Шут ударил его в пах свиным пузырем, а он засмеялся дребезжащим смехом, от которого по телу прошла судорога.
И громко воскликнул:
— Грязь! Грязь!
Он открыл глаза и услышал, как его слова гулко отдались под сводом. И увидел Пэнголла — он стоял со своей метлой, застывший, изумленный, у двери в дощатой перегородке. Невольно пытаясь вложить в свои слова хоть какой-нибудь смысл и скрыть их истинное значение, Джослин воскликнул снова:
— В соборе полно грязи! Они все загадили!
Но из северного трансепта вышли старый каменотес Мел и главный помощник Роджера Джеан. Джеан хохотал, словно не замечая Джослина:
— Разве это жена? Да она просто сторожиха при нем!
У Джослина кровь еще шумела в висках, он попытался заговорить с Пэнголлом как ни в чем не бывало, но почувствовал, что задыхается, словно бегом пробежал через весь собор.
— Как твои дела, сын мой?
Но Пэнголл глядел на него враждебно, озлобленный какими-то своими неудачами или стычкой с мастеровыми.
— Какие там дела…
Джослин уже овладел собой и сказал почти спокойно:
— Я говорил с главным мастером. Ну как, ты помирился с ними?
— Я? Какое там!.. Вы правду сказали, преподобный отец. Они все загадили.
— Но тебя оставили в покое?
Пэнголл сказал угрюмо:
— Они никогда не оставят меня в покое. Я для них заместо шута.
«Чтоб отвести беду». Губы Джослина сами собой повторили эти слова, как ноги сами собой идут по привычному пути.
— Ничего не поделаешь. Все мы должны их терпеть.
Пэнголл, который пошел было прочь, обернулся.
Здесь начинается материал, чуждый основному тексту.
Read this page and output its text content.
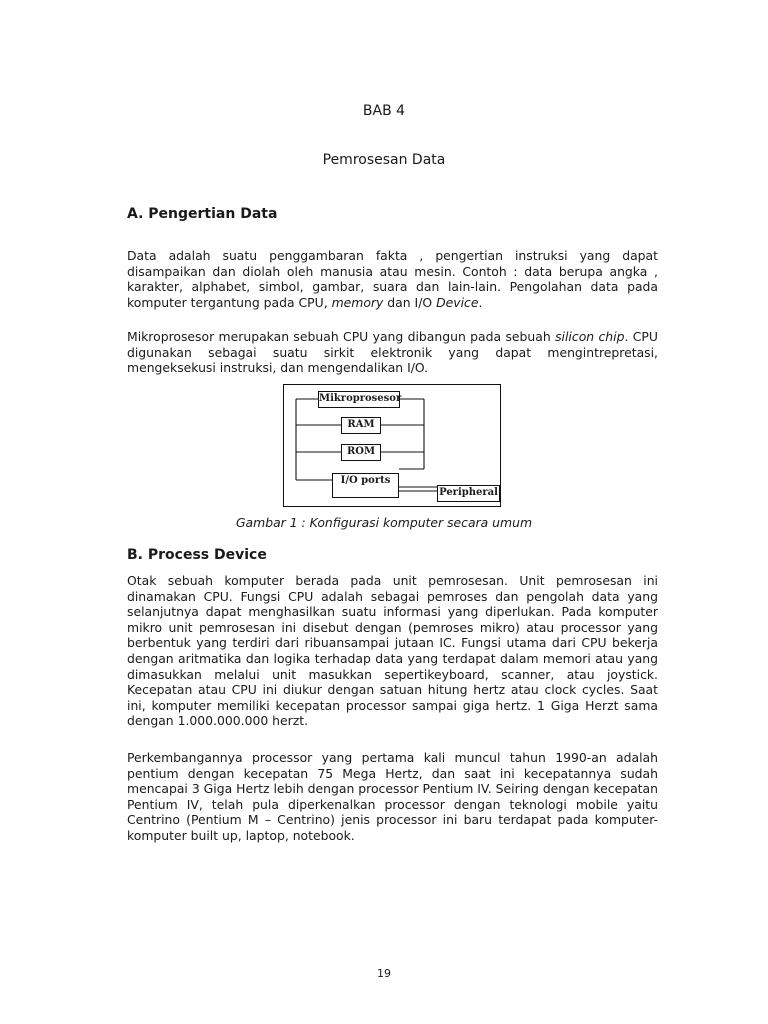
BAB 4
Pemrosesan Data
A. Pengertian Data
Data adalah suatu penggambaran fakta , pengertian instruksi yang dapat disampaikan dan diolah oleh manusia atau mesin. Contoh : data berupa angka , karakter, alphabet, simbol, gambar, suara dan lain-lain. Pengolahan data pada komputer tergantung pada CPU, memory dan I/O Device.
Mikroprosesor merupakan sebuah CPU yang dibangun pada sebuah silicon chip. CPU digunakan sebagai suatu sirkit elektronik yang dapat mengintrepretasi, mengeksekusi instruksi, dan mengendalikan I/O.
Mikroprosesor
RAM
ROM
I/O ports
Peripheral
Gambar 1 : Konfigurasi komputer secara umum
B. Process Device
Otak sebuah komputer berada pada unit pemrosesan. Unit pemrosesan ini dinamakan CPU. Fungsi CPU adalah sebagai pemroses dan pengolah data yang selanjutnya dapat menghasilkan suatu informasi yang diperlukan. Pada komputer mikro unit pemrosesan ini disebut dengan (pemroses mikro) atau processor yang berbentuk yang terdiri dari ribuansampai jutaan IC. Fungsi utama dari CPU bekerja dengan aritmatika dan logika terhadap data yang terdapat dalam memori atau yang dimasukkan melalui unit masukkan sepertikeyboard, scanner, atau joystick. Kecepatan atau CPU ini diukur dengan satuan hitung hertz atau clock cycles. Saat ini, komputer memiliki kecepatan processor sampai giga hertz. 1 Giga Herzt sama dengan 1.000.000.000 herzt.
Perkembangannya processor yang pertama kali muncul tahun 1990-an adalah pentium dengan kecepatan 75 Mega Hertz, dan saat ini kecepatannya sudah mencapai 3 Giga Hertz lebih dengan processor Pentium IV. Seiring dengan kecepatan Pentium IV, telah pula diperkenalkan processor dengan teknologi mobile yaitu Centrino (Pentium M – Centrino) jenis processor ini baru terdapat pada komputer-komputer built up, laptop, notebook.
19
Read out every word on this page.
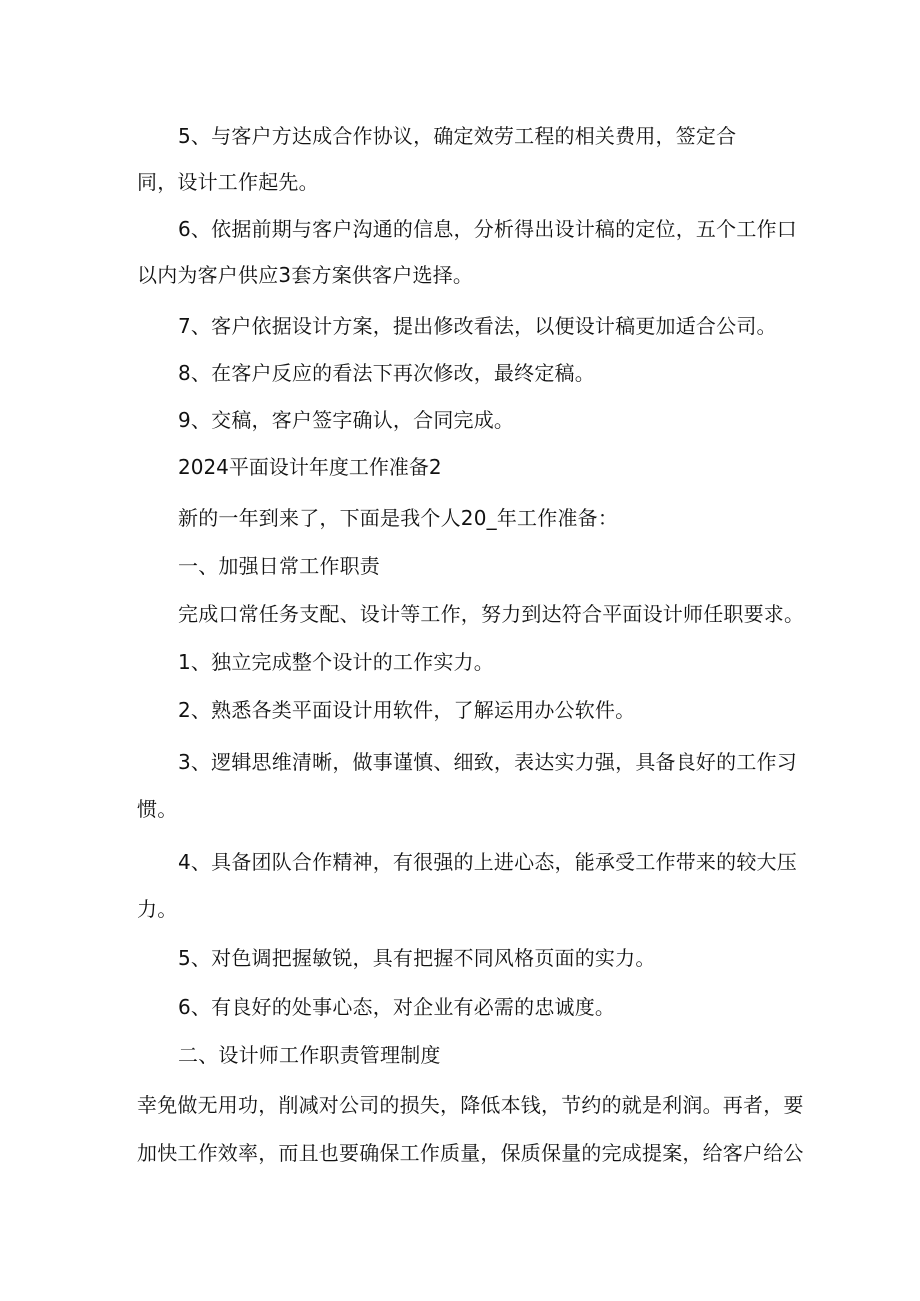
5、与客户方达成合作协议，确定效劳工程的相关费用，签定合
同，设计工作起先。
6、依据前期与客户沟通的信息，分析得出设计稿的定位，五个工作口
以内为客户供应3套方案供客户选择。
7、客户依据设计方案，提出修改看法，以便设计稿更加适合公司。
8、在客户反应的看法下再次修改，最终定稿。
9、交稿，客户签字确认，合同完成。
2024平面设计年度工作准备2
新的一年到来了，下面是我个人20_年工作准备：
一、加强日常工作职责
完成口常任务支配、设计等工作，努力到达符合平面设计师任职要求。
1、独立完成整个设计的工作实力。
2、熟悉各类平面设计用软件，了解运用办公软件。
3、逻辑思维清晰，做事谨慎、细致，表达实力强，具备良好的工作习
惯。
4、具备团队合作精神，有很强的上进心态，能承受工作带来的较大压
力。
5、对色调把握敏锐，具有把握不同风格页面的实力。
6、有良好的处事心态，对企业有必需的忠诚度。
二、设计师工作职责管理制度
幸免做无用功，削减对公司的损失，降低本钱，节约的就是利润。再者，要
加快工作效率，而且也要确保工作质量，保质保量的完成提案，给客户给公
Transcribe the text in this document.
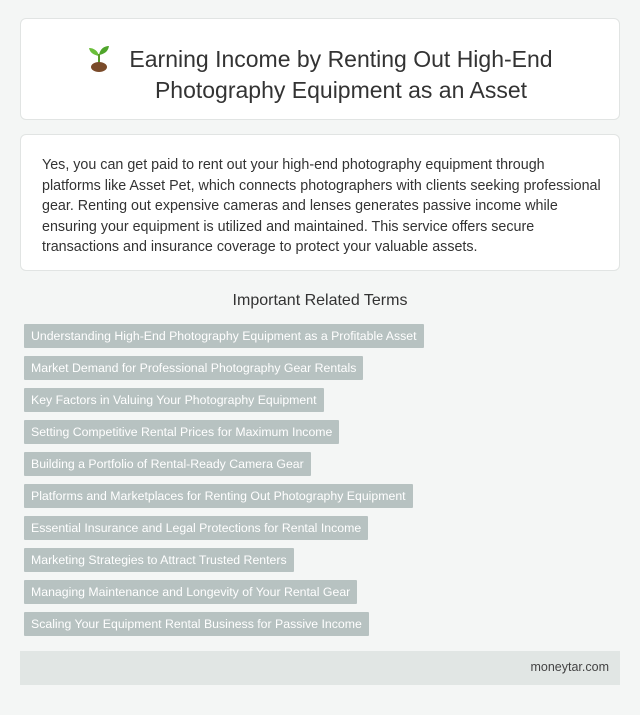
Earning Income by Renting Out High-End
Photography Equipment as an Asset

Yes, you can get paid to rent out your high-end photography equipment through platforms like Asset Pet, which connects photographers with clients seeking professional gear. Renting out expensive cameras and lenses generates passive income while ensuring your equipment is utilized and maintained. This service offers secure transactions and insurance coverage to protect your valuable assets.

Important Related Terms
Understanding High-End Photography Equipment as a Profitable Asset
Market Demand for Professional Photography Gear Rentals
Key Factors in Valuing Your Photography Equipment
Setting Competitive Rental Prices for Maximum Income
Building a Portfolio of Rental-Ready Camera Gear
Platforms and Marketplaces for Renting Out Photography Equipment
Essential Insurance and Legal Protections for Rental Income
Marketing Strategies to Attract Trusted Renters
Managing Maintenance and Longevity of Your Rental Gear
Scaling Your Equipment Rental Business for Passive Income
moneytar.com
— А почему вы не обратились к нам, отец? Я и мои помощники…
— Вам этого не сделать.
Пэнголл открыл было рот, но смолчал. Он стоял, не двигаясь, и пристально смотрел на Джослина; угол его рта кривился, и, если бы не его преданность и благочестие, это можно было бы принять за усмешку; а в воздухе между ними носились невысказанные слова: «И им тоже не сделать, никому не сделать. Из-за грязи, и воды, и непрочного настила, и высоты, и тонких опор. Это невозможно».
— Они тяжкое испытание для всех нас, сын мой. Я признаю это. Но мы должны терпеть. Ты же сам сказал мне как-то, что собор — твой дом. В твоих словах была греховная гордыня, но в то же время — верность и рвение. Пусть никогда не будет у тебя мысли, сын мой, что тебя здесь не понимают или не ценят. Скоро они уйдут. А у тебя, когда будет угодно Богу, родятся сыновья…
Рот Пэнголла уже не кривился.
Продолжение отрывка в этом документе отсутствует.